NEW YORK – Skin microbiome interactions with the host immune system appear to influence disease severity and delay healing times in individuals with cutaneous leishmaniasis infections caused by the sandfly-transmitted protozoa parasite Leishmania braziliensis, according to new research from investigators in the US and Brazil.
"The severity of cutaneous disease depends on the extent of parasite replication and the induction of immunopathologic responses," co-senior and co-corresponding authors Elizabeth Grice, a dermatology researcher at UPenn's Perelman School of Medicine, and Phillip Scott, a pathobiologist at UPenn, said in an email summary of the research. They noted that their team "has focused on defining the pathways that lead to severe inflammation in the disease in order to define host-directed therapies that might be given in conjunction with anti-parasitic drugs."
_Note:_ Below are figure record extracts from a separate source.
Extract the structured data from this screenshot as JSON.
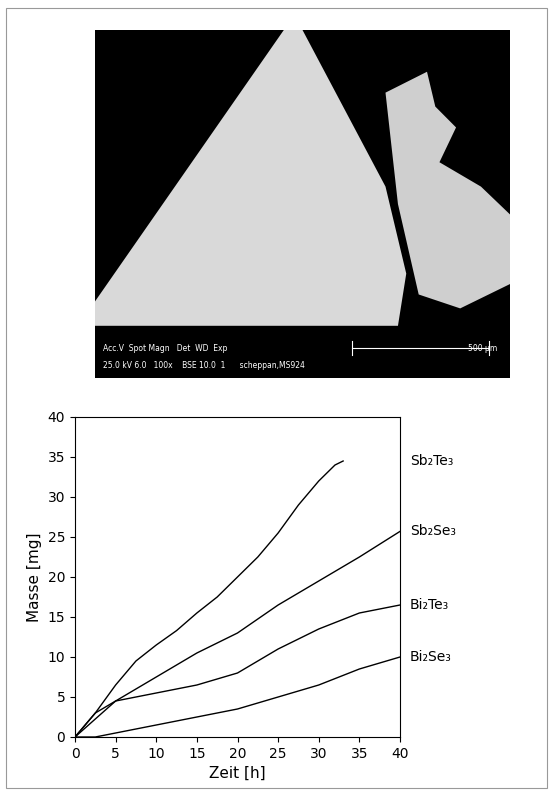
{
  "micrograph": {
    "info_lines": [
      "Acc.V  Spot Magn   Det  WD  Exp",
      "25.0 kV 6.0   100x    BSE 10.0  1      scheppan,MS924"
    ],
    "scale_bar": "500 µm"
  },
  "chart_data": {
    "type": "line",
    "x_label": "Zeit [h]",
    "y_label": "Masse [mg]",
    "xlim": [
      0,
      40
    ],
    "xticks": [
      0,
      5,
      10,
      15,
      20,
      25,
      30,
      35,
      40
    ],
    "ylim": [
      0,
      40
    ],
    "yticks": [
      0,
      5,
      10,
      15,
      20,
      25,
      30,
      35,
      40
    ],
    "grid": false,
    "series": [
      {
        "name": "Sb₂Te₃",
        "color": "#000000",
        "x": [
          0,
          2.5,
          5,
          7.5,
          10,
          12.5,
          15,
          17.5,
          20,
          22.5,
          25,
          27.5,
          30,
          32,
          33
        ],
        "values": [
          0,
          3,
          6.5,
          9.5,
          11.5,
          13.3,
          15.5,
          17.5,
          20,
          22.5,
          25.5,
          29,
          32,
          34,
          34.5
        ]
      },
      {
        "name": "Sb₂Se₃",
        "color": "#000000",
        "x": [
          0,
          5,
          10,
          15,
          20,
          25,
          30,
          35,
          40
        ],
        "values": [
          0,
          4.5,
          7.5,
          10.5,
          13,
          16.5,
          19.5,
          22.5,
          25.7
        ]
      },
      {
        "name": "Bi₂Te₃",
        "color": "#000000",
        "x": [
          0,
          2.5,
          5,
          10,
          15,
          20,
          25,
          30,
          35,
          40
        ],
        "values": [
          0,
          3,
          4.5,
          5.5,
          6.5,
          8,
          11,
          13.5,
          15.5,
          16.5
        ]
      },
      {
        "name": "Bi₂Se₃",
        "color": "#000000",
        "x": [
          0,
          2.5,
          5,
          10,
          15,
          20,
          25,
          30,
          35,
          40
        ],
        "values": [
          0,
          0,
          0.5,
          1.5,
          2.5,
          3.5,
          5,
          6.5,
          8.5,
          10
        ]
      }
    ]
  }
}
In their paper, published in Science Translational Medicine on Wednesday, Grice, Scott, and their colleagues relied on 16S ribosomal RNA amplicon sequencing, RNA sequencing, and clinical profiling to assess microbiome and host transcriptome patterns in lesion biopsies, lesion swabs, cultured lesions, or unaffected, contralateral skin samples from 62 individuals with L. braziliensis infections. Their results pointed to disease severity-associated skin microbiome and host immune features, which they then analyzed in more detail in mouse models.
"Using an integrative approach using clinical specimens and experimental murine infections, we directly demonstrate the microbiome's critical role in the outcome of leishmanial infection," the authors wrote in their paper, adding that their findings "highlight how the human microbiome can shape disease outcomes in cutaneous leishmaniasis, and suggest pathways toward host-directed therapies to mitigate the inflammatory consequences."
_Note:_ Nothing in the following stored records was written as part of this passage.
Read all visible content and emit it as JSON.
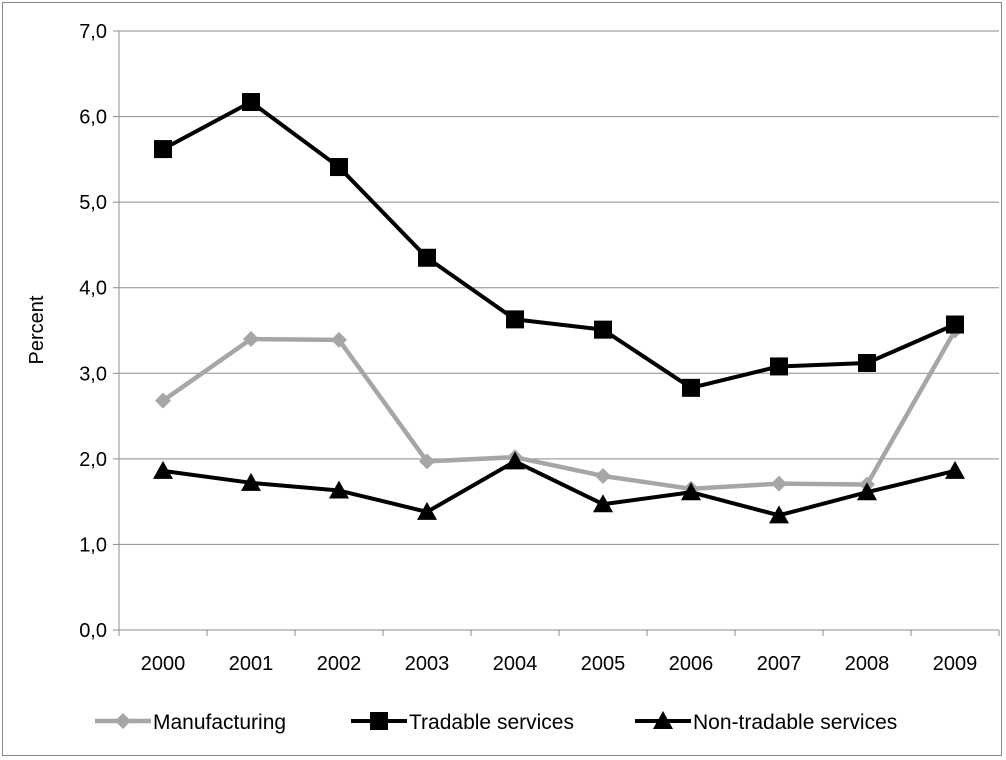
{
  "chart_data": {
    "type": "line",
    "ylabel": "Percent",
    "ylim": [
      0,
      7
    ],
    "ytick_step": 1,
    "ytick_labels": [
      "0,0",
      "1,0",
      "2,0",
      "3,0",
      "4,0",
      "5,0",
      "6,0",
      "7,0"
    ],
    "grid": "horizontal",
    "legend_position": "bottom",
    "categories": [
      "2000",
      "2001",
      "2002",
      "2003",
      "2004",
      "2005",
      "2006",
      "2007",
      "2008",
      "2009"
    ],
    "series": [
      {
        "name": "Manufacturing",
        "color": "#a6a6a6",
        "marker": "diamond",
        "values": [
          2.68,
          3.4,
          3.39,
          1.97,
          2.02,
          1.8,
          1.65,
          1.71,
          1.7,
          3.5
        ]
      },
      {
        "name": "Tradable services",
        "color": "#000000",
        "marker": "square",
        "values": [
          5.62,
          6.17,
          5.41,
          4.35,
          3.63,
          3.51,
          2.83,
          3.08,
          3.12,
          3.57
        ]
      },
      {
        "name": "Non-tradable services",
        "color": "#000000",
        "marker": "triangle",
        "values": [
          1.86,
          1.72,
          1.63,
          1.38,
          1.97,
          1.47,
          1.61,
          1.34,
          1.61,
          1.86
        ]
      }
    ]
  }
}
Along with an overall uptick in bacterial burdens in the microbiomes of individuals with more pronounced inflammation and slow healing, the team saw an overrepresentation of Staphylococcus aureus and other species from the Staphylococcus, Arcanobacterium, Streptococcus, Corynebacterium, and other genera in more severe leishmaniasis cases.
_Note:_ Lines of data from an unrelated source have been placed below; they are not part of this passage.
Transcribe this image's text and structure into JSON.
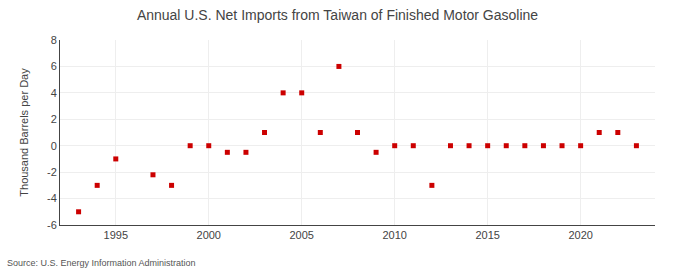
{
  "chart_data": {
    "type": "scatter",
    "title": "Annual U.S. Net Imports from Taiwan of Finished Motor Gasoline",
    "ylabel": "Thousand Barrels per Day",
    "source": "Source: U.S. Energy Information Administration",
    "x": [
      1993,
      1994,
      1995,
      1997,
      1998,
      1999,
      2000,
      2001,
      2002,
      2003,
      2004,
      2005,
      2006,
      2007,
      2008,
      2009,
      2010,
      2011,
      2012,
      2013,
      2014,
      2015,
      2016,
      2017,
      2018,
      2019,
      2020,
      2021,
      2022,
      2023
    ],
    "values": [
      -5.0,
      -3.0,
      -1.0,
      -2.2,
      -3.0,
      0.0,
      0.0,
      -0.5,
      -0.5,
      1.0,
      4.0,
      4.0,
      1.0,
      6.0,
      1.0,
      -0.5,
      0.0,
      0.0,
      -3.0,
      0.0,
      0.0,
      0.0,
      0.0,
      0.0,
      0.0,
      0.0,
      0.0,
      1.0,
      1.0,
      0.0
    ],
    "color": "#cc0000",
    "marker": "square",
    "xlim": [
      1992,
      2024
    ],
    "xticks": [
      1995,
      2000,
      2005,
      2010,
      2015,
      2020
    ],
    "ylim": [
      -6,
      8
    ],
    "yticks": [
      -6,
      -4,
      -2,
      0,
      2,
      4,
      6,
      8
    ],
    "grid": true
  }
}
When the investigators used qPCR to quantify bacterial burden in skin biopsy samples, for example, they saw slower-than-usual healing rates in a group of 26 L. braziliensis-infected individuals with a high bacterial burden relative to 25 cases classified as having a low bacterial burden.
"[W]e found both qualitative and quantitative changes in the bacteria present in leishmanial lesions, and that high levels of bacteria in lesions, and specifically high levels of Staphylococcus aureus, are associated with treatment failure in Leishmania braziliensis patients," Scott and Grice explained in their email. "These results suggest that therapies that reduce the S. aureus burden in lesions might promote more rapid lesion resolution."
Among the 148 host genes showing enhanced expression in samples with a high bacterial burden, meanwhile, they saw an overrepresentation of neutrophil chemotaxis genes and genes from the IL-1 proinflammatory immune pathway. Likewise, members of the same team described lower-than-usual regulatory T-cell levels in skin samples from slow healing cutaneous leishmaniasis mouse models with enhanced levels of microbes such as S. aureus — work described in the Journal of Experimental Medicine earlier this month.
In the current study, the team also turned to mouse models to get a closer look at ties between L. braziliensis infection severity, S. aureus representation, and interleukin IL-1-beta levels, and demonstrated that the S. aureus influence on enhanced lesion size and delayed healing relies on IL-1-beta activity.
The study supports the notion that "a dysregulated skin microbiome is an additional pathway leading to increased disease dependent on IL-1-beta," the authors wrote, noting that the findings "provide a rationale for new therapies to influence the skin microbiome in patients, which might be accomplished by antibiotics, probiotics, and improved strategies for care of the leishmanial lesion."